Tebboune on Thursday dissolved Parliament to trigger new elections and announced he would set free dozens of Hirak activists.
Rabat – Algerian President Abdelmadjid Tebboune played the role of government critic and Hirak supporter in a televised address to the nation yesterday evening.
Tebboune dissolved Parliament in order to trigger new elections without specifying when the vote would take place. Additionally, the Algerian president announced he would pardon 56-60 jailed activists within 24 hours and reshuffle his cabinet in the coming days.
Tebboune the government critic
In a remarkable speech that would have seen any other Algerian jailed for uttering such government criticism, Tebboune played the Hirak activist on live television.
“The last bell has tolled for this corrupt system,” Tebboune announced as he appeared to blame Parliament for his government’s inaction.
“The blessed Hirak has saved Algeria,” he said before announcing presidential pardons for dozens of people who had been arrested for similar statements.
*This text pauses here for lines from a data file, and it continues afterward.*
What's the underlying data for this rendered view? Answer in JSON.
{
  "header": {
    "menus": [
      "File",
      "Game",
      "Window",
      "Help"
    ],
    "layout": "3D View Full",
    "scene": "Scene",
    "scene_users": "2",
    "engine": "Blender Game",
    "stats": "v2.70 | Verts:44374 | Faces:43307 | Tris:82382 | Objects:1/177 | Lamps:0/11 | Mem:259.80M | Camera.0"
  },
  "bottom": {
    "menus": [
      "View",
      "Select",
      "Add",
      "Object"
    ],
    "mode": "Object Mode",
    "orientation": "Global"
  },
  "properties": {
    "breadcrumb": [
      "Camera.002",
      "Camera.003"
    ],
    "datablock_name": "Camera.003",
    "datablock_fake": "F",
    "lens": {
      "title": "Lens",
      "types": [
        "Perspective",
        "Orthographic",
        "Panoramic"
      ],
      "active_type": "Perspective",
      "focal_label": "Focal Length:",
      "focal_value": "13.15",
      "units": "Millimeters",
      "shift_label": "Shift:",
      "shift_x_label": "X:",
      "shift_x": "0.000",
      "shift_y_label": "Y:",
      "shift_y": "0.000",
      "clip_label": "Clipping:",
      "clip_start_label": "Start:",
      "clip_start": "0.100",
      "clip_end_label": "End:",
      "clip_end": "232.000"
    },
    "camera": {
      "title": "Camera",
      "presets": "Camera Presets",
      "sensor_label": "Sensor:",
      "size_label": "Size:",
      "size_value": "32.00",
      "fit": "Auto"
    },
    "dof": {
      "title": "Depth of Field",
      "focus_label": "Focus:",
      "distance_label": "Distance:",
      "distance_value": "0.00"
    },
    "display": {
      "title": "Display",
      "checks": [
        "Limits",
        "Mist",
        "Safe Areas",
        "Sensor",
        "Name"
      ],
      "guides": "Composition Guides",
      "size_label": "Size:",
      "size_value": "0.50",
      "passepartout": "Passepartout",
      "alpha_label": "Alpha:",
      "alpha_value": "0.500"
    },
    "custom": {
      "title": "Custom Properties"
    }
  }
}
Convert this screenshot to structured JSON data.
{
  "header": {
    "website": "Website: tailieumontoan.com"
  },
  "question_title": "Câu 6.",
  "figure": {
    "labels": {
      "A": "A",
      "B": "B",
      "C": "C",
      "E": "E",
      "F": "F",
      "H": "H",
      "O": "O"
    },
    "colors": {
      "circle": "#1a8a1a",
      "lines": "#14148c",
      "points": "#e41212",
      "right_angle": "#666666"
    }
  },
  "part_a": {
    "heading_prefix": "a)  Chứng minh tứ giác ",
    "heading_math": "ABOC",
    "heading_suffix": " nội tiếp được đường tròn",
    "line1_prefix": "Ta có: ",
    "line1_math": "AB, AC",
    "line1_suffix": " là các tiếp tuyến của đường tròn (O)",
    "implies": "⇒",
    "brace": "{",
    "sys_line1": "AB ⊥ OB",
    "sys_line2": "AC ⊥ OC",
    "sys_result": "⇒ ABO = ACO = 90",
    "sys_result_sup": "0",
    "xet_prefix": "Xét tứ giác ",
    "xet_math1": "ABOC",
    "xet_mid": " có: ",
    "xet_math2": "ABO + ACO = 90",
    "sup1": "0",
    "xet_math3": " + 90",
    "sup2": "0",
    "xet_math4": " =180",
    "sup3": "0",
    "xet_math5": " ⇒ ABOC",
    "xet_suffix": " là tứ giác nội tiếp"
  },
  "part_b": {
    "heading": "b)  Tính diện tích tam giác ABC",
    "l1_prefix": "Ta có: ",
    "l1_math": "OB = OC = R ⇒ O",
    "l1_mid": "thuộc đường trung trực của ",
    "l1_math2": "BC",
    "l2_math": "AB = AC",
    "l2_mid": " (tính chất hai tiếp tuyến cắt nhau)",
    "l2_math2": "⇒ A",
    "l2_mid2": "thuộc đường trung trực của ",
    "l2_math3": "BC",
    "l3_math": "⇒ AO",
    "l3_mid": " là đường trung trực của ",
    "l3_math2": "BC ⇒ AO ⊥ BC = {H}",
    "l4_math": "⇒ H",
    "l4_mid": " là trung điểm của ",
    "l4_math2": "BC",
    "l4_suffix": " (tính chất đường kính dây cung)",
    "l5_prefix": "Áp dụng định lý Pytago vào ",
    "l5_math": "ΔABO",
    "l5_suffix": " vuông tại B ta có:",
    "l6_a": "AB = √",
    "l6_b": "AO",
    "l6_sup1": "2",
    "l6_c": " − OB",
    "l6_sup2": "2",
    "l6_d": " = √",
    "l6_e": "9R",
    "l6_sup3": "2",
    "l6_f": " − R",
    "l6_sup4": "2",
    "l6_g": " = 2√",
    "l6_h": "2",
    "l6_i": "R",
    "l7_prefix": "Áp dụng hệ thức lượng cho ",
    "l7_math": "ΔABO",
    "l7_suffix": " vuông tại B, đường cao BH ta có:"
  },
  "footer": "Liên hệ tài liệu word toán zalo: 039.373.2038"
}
The Algerian Hirak (“movement”) protests emerged in 2019 after then-President Abdelaziz Bouteflika announced he would run for a fifth term despite having been incapicated and out of the public eye for years. The protest started in northern Algeria and spread across the country culminating in the first protests in Algiers in 18 years.
The protest movement managed to dissuade Bouteflika from seeking another term and led to his resignation. However, little has changed since. Tebboune, who was Bouteflika’s prime minister, became the new president and Algeria’s ruling elite continued unabated.
Tebboune’s performance on national television appeared to cast blame for Algeria’s entrenched crises on Parliament, which has been in power since 2017, as well as several members of his cabinet. In order to solve the nation’s issues, Tebboune announced new elections and a cabinet reshuffle to remove “bad apples.”
Tebboune the Hirak activist
The televised presidential address likely caused many in Algeria to chuckle as Tebboune presented himself as a champion of civil rights, freedoms, and the Hirak itself.
After spending two years arresting government critics and Hirak activists, he himself uttered words eerily similar to those that have invited charges of “undermining national unity” for dozens of Algerian journalists and activists.
Tebboune seemed to recognize the combustible state of the nation’s youth, exasperated by a lack of economic opportunities amid government inaction. Algeria’s president stated that he wants to “open the door to young people” and promised to free dozens of jailed activists, many of whom are youth who had spoken out against the regime on social media.
Tebboune continues to call for a “new Algeria” while ensuring that any reforms favor the status quo that has seen only cosmetic change since the fall of Tebboune’s former boss, President Abdelaziz Bouteflika, in 2019. Algerians however appear understandably skeptical of such claims, evidenced by the nationwide boycott of the constitutional referendum in November 2020.
For many Tebboune’s sudden bout of announced reforms and presidential pardons will not come as a surprise. Ahead of the November constitutional referendum Tebboune similarly opted for populist action by arresting former Bouteflika regime members.
It is clear that Algeria’s shadowy ruling elite, known locally as simply “the power,” are holding their collective breath as the February 22 anniversary of the Hirak approaches.